Lendemain de Fed difficile à la Bourse de Paris (-0,78%)

Lendemain de Fed difficile à la Bourse de Paris (-0,78%)
La salle de contrôle d'Euronext, société qui gère la Bourse de Paris

AFP, publié le jeudi 17 septembre 2020 à 13h27

La Bourse de Paris faisait grise mine jeudi à la mi-séance (-0,78%), déprimée tout comme ses consoeurs européennes par les annonces de la Banque centrale américaine (Fed) la veille jugées insuffisamment accommodantes.

L'indice parisien perdait 39,36 points à 5.035,06 points vers 13H00 (11H00 GMT). 

Ailleurs en Europe, Londres lâchait 0,79% et Francfort 0,68%. Les contrats à terme à Wall Street pointaient quant à eux vers une ouverture en baisse d'environ 1% sur les trois principaux indices.

"Il n'y a pas eu assez d'ingrédients dans la potion magique de la Fed pour balayer le spleen de septembre", juge Stephen Innes, stratégiste en chef des marchés pour AxiCorp, en référence au plongeon des indices en début de mois. 

L'économie américaine devrait s'en sortir un peu mieux que prévu en 2020, mais le retour à la situation florissante du début de l'année est encore loin, a anticipé le président de l'institution Jerome Powell, à l'occasion de la dernière réunion avant la présidentielle américaine.

De ce fait, les taux devraient rester au moins jusqu'en 2023 dans une fourchette entre 0 et 0,25%, au niveau plancher où l'institution les avait mis en urgence en mars lorsque le virus faisait des ravages.

Malgré le ton toujours très accommodant de l'institution sur les taux, de nombreux observateurs ont estimé que ce n'était pas assez.

"Avec l'impression d'une Fed moins accommodante, vue à travers l'absence de nouvelles mesures budgétaires d'un Congrès aux abonnés absents, la déprime peut se poursuivre", ajoute M. Innes.

"Pas facile d'ajuster la communication pour prévenir tous les risques de marchés", réagit de son côté Véronique Riches-Flores, économiste et présidente de Riches Flores Research, en référence au "jeu d'équilibriste" du patron de la Fed jeudi.

Devenue elle-aussi très accommodante à la faveur de la crise, la Banque centrale européenne a annoncé jeudi un nouvel assouplissement des exigences de fonds propres des grandes banques.

LES BANCAIRES DEVISSENT APRES LA FED ET LA BCE

Les inquiétudes sur la conjoncture économique et la perspective de taux très bas faisaient reculer les valeurs bancaires.
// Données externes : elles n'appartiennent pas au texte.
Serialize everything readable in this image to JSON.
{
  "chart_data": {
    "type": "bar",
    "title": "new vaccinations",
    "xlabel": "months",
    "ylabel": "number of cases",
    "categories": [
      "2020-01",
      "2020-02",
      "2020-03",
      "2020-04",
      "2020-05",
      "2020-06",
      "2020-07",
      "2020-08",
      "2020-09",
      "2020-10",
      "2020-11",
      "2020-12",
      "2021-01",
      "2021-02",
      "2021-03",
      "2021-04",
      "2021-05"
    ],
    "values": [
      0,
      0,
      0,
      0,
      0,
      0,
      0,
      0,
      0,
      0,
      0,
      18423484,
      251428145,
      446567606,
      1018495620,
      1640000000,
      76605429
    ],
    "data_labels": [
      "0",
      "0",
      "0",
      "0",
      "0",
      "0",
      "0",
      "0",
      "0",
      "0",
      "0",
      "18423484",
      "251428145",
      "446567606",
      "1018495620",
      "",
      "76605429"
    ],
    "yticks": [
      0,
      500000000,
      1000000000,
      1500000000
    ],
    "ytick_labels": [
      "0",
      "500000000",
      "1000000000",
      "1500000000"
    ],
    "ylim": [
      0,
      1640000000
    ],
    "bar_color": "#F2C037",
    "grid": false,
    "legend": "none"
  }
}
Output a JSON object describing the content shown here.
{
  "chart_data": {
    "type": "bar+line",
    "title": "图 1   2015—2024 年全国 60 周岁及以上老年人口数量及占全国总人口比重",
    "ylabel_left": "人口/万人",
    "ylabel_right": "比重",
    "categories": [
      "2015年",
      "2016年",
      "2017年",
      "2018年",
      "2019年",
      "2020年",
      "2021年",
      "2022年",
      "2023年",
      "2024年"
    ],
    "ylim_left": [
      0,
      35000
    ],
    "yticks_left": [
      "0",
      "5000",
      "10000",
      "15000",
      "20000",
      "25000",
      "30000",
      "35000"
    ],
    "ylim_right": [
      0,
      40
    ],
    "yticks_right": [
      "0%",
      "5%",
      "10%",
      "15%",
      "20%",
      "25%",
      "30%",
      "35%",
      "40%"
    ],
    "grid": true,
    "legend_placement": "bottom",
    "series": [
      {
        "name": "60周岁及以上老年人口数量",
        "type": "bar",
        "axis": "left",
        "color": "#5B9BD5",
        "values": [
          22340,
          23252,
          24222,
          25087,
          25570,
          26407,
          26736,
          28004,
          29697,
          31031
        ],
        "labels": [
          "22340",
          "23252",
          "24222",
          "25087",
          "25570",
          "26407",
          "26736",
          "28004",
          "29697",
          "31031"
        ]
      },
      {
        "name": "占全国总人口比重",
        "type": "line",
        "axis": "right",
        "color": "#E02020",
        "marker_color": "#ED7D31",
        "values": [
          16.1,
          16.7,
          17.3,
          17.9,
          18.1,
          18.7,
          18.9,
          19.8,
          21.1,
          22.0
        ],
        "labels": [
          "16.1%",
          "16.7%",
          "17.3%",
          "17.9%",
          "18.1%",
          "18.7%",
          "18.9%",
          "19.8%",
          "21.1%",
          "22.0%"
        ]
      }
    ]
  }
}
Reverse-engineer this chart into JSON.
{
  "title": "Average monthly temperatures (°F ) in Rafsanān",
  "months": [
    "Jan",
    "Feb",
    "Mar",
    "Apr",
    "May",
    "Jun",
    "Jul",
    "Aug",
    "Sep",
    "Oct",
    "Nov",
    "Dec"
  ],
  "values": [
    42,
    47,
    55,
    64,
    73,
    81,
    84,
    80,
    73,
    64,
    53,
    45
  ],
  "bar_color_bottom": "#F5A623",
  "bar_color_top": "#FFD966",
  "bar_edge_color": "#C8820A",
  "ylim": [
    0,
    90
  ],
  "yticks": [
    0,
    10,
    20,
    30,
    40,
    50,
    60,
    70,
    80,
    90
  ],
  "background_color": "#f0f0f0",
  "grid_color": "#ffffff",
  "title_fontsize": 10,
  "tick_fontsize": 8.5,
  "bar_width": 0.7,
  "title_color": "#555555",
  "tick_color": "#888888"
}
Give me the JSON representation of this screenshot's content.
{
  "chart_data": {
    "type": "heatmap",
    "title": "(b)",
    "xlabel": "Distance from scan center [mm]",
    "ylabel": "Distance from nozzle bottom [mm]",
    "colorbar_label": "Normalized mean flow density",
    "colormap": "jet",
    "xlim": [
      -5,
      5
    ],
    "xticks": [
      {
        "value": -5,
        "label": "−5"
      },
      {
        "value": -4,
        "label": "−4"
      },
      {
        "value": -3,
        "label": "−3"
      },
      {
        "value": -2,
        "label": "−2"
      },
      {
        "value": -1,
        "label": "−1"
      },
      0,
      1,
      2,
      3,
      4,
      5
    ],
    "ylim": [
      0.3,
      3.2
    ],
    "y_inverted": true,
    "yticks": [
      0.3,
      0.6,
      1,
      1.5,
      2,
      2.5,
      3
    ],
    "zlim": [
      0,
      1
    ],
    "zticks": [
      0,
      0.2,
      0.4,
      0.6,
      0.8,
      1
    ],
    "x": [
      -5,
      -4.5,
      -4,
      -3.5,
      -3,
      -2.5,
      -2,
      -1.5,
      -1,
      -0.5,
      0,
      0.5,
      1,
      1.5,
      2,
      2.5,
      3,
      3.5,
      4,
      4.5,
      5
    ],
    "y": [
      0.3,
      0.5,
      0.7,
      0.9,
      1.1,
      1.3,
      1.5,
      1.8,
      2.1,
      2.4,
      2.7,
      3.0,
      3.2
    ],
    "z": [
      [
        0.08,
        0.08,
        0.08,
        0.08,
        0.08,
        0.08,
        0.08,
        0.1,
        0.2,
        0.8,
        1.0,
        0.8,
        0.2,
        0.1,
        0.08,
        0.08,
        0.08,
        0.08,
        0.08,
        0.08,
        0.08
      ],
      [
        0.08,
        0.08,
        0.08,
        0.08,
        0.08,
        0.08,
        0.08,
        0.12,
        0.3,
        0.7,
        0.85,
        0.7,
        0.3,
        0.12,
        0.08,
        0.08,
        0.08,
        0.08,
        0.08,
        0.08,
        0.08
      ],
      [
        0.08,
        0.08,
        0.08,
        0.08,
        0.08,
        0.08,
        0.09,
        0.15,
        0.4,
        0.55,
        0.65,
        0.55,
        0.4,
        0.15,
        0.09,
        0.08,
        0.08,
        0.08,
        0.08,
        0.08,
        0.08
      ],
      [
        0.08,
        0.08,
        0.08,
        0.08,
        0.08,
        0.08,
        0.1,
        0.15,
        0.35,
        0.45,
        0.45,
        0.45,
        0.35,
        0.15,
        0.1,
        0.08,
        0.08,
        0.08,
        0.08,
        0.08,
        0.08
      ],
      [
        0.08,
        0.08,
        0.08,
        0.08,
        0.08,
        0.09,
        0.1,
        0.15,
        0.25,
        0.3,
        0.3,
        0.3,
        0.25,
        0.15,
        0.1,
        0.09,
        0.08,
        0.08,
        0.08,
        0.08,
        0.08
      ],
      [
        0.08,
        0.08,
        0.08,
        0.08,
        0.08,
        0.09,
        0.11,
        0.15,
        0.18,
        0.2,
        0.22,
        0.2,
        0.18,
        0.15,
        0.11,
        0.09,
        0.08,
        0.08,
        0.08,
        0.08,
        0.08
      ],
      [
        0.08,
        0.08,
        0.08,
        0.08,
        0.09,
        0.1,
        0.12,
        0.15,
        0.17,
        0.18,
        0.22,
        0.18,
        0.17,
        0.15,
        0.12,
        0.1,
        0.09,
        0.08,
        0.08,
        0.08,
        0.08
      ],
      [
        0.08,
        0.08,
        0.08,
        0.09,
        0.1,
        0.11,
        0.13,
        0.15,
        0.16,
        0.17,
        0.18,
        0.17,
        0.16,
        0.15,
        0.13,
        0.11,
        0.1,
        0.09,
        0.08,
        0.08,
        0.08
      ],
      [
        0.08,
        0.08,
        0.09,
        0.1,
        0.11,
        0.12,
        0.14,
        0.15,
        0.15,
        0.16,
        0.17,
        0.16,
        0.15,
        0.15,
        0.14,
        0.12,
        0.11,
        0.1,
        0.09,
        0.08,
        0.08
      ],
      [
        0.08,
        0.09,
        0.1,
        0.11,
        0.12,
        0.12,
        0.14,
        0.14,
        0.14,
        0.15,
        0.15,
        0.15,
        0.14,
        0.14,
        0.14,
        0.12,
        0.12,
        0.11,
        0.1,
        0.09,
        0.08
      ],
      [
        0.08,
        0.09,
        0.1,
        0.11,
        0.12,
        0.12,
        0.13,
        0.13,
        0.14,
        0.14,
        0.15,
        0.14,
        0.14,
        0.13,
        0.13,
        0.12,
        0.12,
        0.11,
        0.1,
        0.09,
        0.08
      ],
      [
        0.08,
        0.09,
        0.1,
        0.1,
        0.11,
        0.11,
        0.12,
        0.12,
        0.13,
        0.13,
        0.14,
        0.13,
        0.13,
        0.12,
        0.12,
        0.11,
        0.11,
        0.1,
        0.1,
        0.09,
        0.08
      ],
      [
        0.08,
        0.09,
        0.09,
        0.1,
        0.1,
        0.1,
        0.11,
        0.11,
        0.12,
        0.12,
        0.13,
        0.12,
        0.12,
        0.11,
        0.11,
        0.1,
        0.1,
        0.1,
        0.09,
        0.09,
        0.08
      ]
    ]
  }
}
Crédit Agricole perdant 1,11% à 8,35 euros et BNP Paribas 1,09% à 35,32 euro. Ailleurs en Europe, HSBC abandonnait 2,10% à 70,35 pence et Barclays 1,96% à 100,94 pence.

BORSA ITALIA, OBJET DE CONVOITISES

La Bourse suisse a soumis une offre non-contraignante dans la course au rachat de Borsa Italiana, a indiqué jeudi un porte-parole de SIX Group, l'opérateur du marché en Suisse, à l'AFP. 

Également sur les rangs pour le racheter au London Stock Exchange (-0,96% à 8.888 pence), Euronext (-0,71% à 991,79 euros) et Deutsche Borse (-0,37% à 147,80 euros).

LES VENTES DE VOITURES FONT CRISSER RENAULT ET PEUGEOT

Le groupe Renault (avec Dacia, Lada et Alpine) a subi un recul de 24,7% de ses immatriculations en août 2020 par rapport à août 2019, a annoncé l'Association des constructeurs européens d'automobiles (ACEA). Le titre chutait de 0,93% à 23,41 euros. PSA (Peugeot, Citroën, Opel/Vauxhall, DS) a enregistré une baisse de 20,8%, son titre perdait 1,43% à 16,15 euros.